Just like that it was done: the sun popped above the horizon, everyone woke up stiff and cranky, and the Devil moved out of the way to watch the fun from where his entourage waited, having made themselves comfortable on a red-and-purple Turkish rug Azazel pinched from one of the Kremlin’s guest rooms and spread on a current of air a hundred or so feet above the crowd. They might have caused their own stampede, had anyone looked up and seen anything as astonishing as a man-sized black cat jigging with delight on a floating carpet.
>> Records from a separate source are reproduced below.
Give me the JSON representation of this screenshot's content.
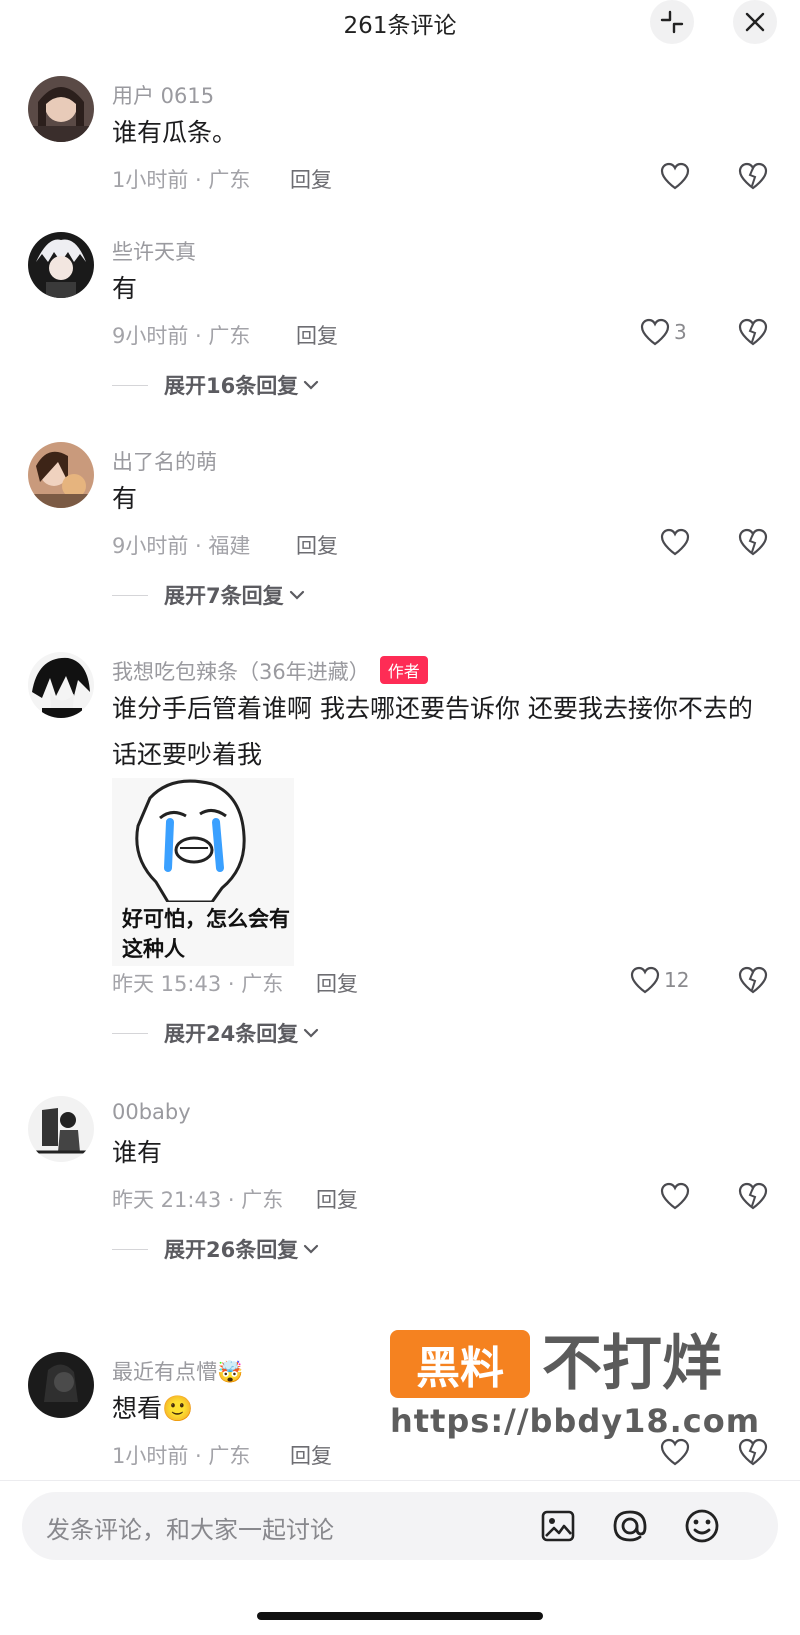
{
  "header": {
    "title": "261条评论"
  },
  "comments": [
    {
      "user": "用户 0615",
      "text": "谁有瓜条。",
      "time_loc": "1小时前 · 广东",
      "reply": "回复",
      "likes": ""
    },
    {
      "user": "些许天真",
      "text": "有",
      "time_loc": "9小时前 · 广东",
      "reply": "回复",
      "likes": "3",
      "expand": "展开16条回复"
    },
    {
      "user": "出了名的萌",
      "text": "有",
      "time_loc": "9小时前 · 福建",
      "reply": "回复",
      "likes": "",
      "expand": "展开7条回复"
    },
    {
      "user": "我想吃包辣条（36年进藏）",
      "badge": "作者",
      "text": "谁分手后管着谁啊 我去哪还要告诉你 还要我去接你不去的话还要吵着我",
      "sticker_caption": "好可怕，怎么会有这种人",
      "time_loc": "昨天 15:43 · 广东",
      "reply": "回复",
      "likes": "12",
      "expand": "展开24条回复"
    },
    {
      "user": "00baby",
      "text": "谁有",
      "time_loc": "昨天 21:43 · 广东",
      "reply": "回复",
      "likes": "",
      "expand": "展开26条回复"
    },
    {
      "user": "最近有点懵🤯",
      "text": "想看🙂",
      "time_loc": "1小时前 · 广东",
      "reply": "回复",
      "likes": ""
    }
  ],
  "watermark": {
    "box": "黑料",
    "text": "不打烊",
    "url": "https://bbdy18.com"
  },
  "input": {
    "placeholder": "发条评论，和大家一起讨论"
  },
  "icons": [
    "collapse-icon",
    "close-icon",
    "heart-icon",
    "heart-broken-icon",
    "chevron-down-icon",
    "image-icon",
    "at-icon",
    "emoji-icon"
  ]
}
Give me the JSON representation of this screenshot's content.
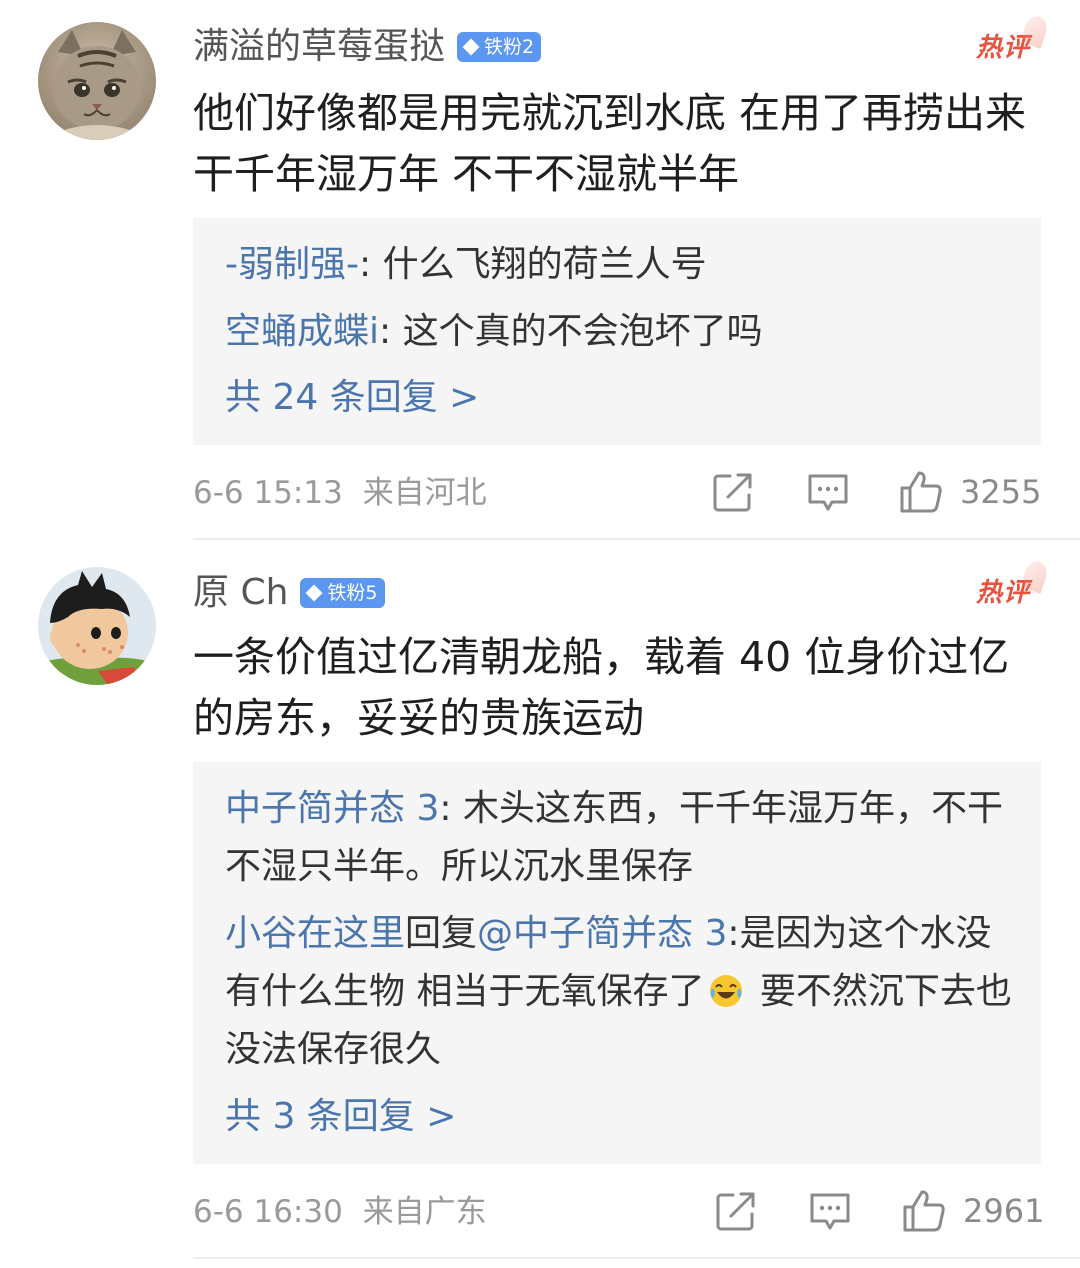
{
  "comments": [
    {
      "username": "满溢的草莓蛋挞",
      "badge": "铁粉2",
      "hot_label": "热评",
      "text": "他们好像都是用完就沉到水底  在用了再捞出来  干千年湿万年 不干不湿就半年",
      "replies": [
        {
          "author": "-弱制强-",
          "sep": ": ",
          "text": "什么飞翔的荷兰人号"
        },
        {
          "author": "空蛹成蝶i",
          "sep": ": ",
          "text": "这个真的不会泡坏了吗"
        }
      ],
      "more_replies": "共 24 条回复 >",
      "timestamp": "6-6 15:13",
      "location": "来自河北",
      "like_count": "3255",
      "icons": {
        "share": "share-icon",
        "comment": "comment-icon",
        "like": "thumbs-up-icon",
        "avatar": "cat-avatar"
      }
    },
    {
      "username": "原 Ch",
      "badge": "铁粉5",
      "hot_label": "热评",
      "text": "一条价值过亿清朝龙船，载着 40 位身价过亿的房东，妥妥的贵族运动",
      "replies": [
        {
          "author": "中子简并态 3",
          "sep": ": ",
          "text": "木头这东西，干千年湿万年，不干不湿只半年。所以沉水里保存"
        },
        {
          "author": "小谷在这里",
          "reply_word": "回复",
          "mention": "@中子简并态 3",
          "sep": ":",
          "text": "是因为这个水没有什么生物 相当于无氧保存了",
          "emoji": "laughing-crying-emoji",
          "text_after": " 要不然沉下去也没法保存很久"
        }
      ],
      "more_replies": "共 3 条回复 >",
      "timestamp": "6-6 16:30",
      "location": "来自广东",
      "like_count": "2961",
      "icons": {
        "share": "share-icon",
        "comment": "comment-icon",
        "like": "thumbs-up-icon",
        "avatar": "cartoon-boy-avatar"
      }
    }
  ],
  "colors": {
    "link_blue": "#4a75ad",
    "badge_blue": "#5b96f0",
    "hot_red": "#e8523f",
    "reply_bg": "#f5f5f5",
    "meta_gray": "#9a9a9a"
  }
}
But no one did look up.

“Am I not the shit!” Behemoth crowed. “Christ on a cracker, will you look at them go!”

The Devil smiled as Azazel removed the galoshes, and his smile wasn’t terrible; it was the kind of smile that said everything was going to be fine. Below the Devil’s narrow, narrow, three times narrow, elegant feather-shod feet, Volodya was leading the stampede, which had progressed already too far to control or even limit its destruction. From on high he looked like a whirligig beetle moving swiftly over the surface of a pond, his charging head the point of a great V drawn in the crowd. Behemoth smiled, and his smile was filled with sharp teeth and said everything was going to turn out badly.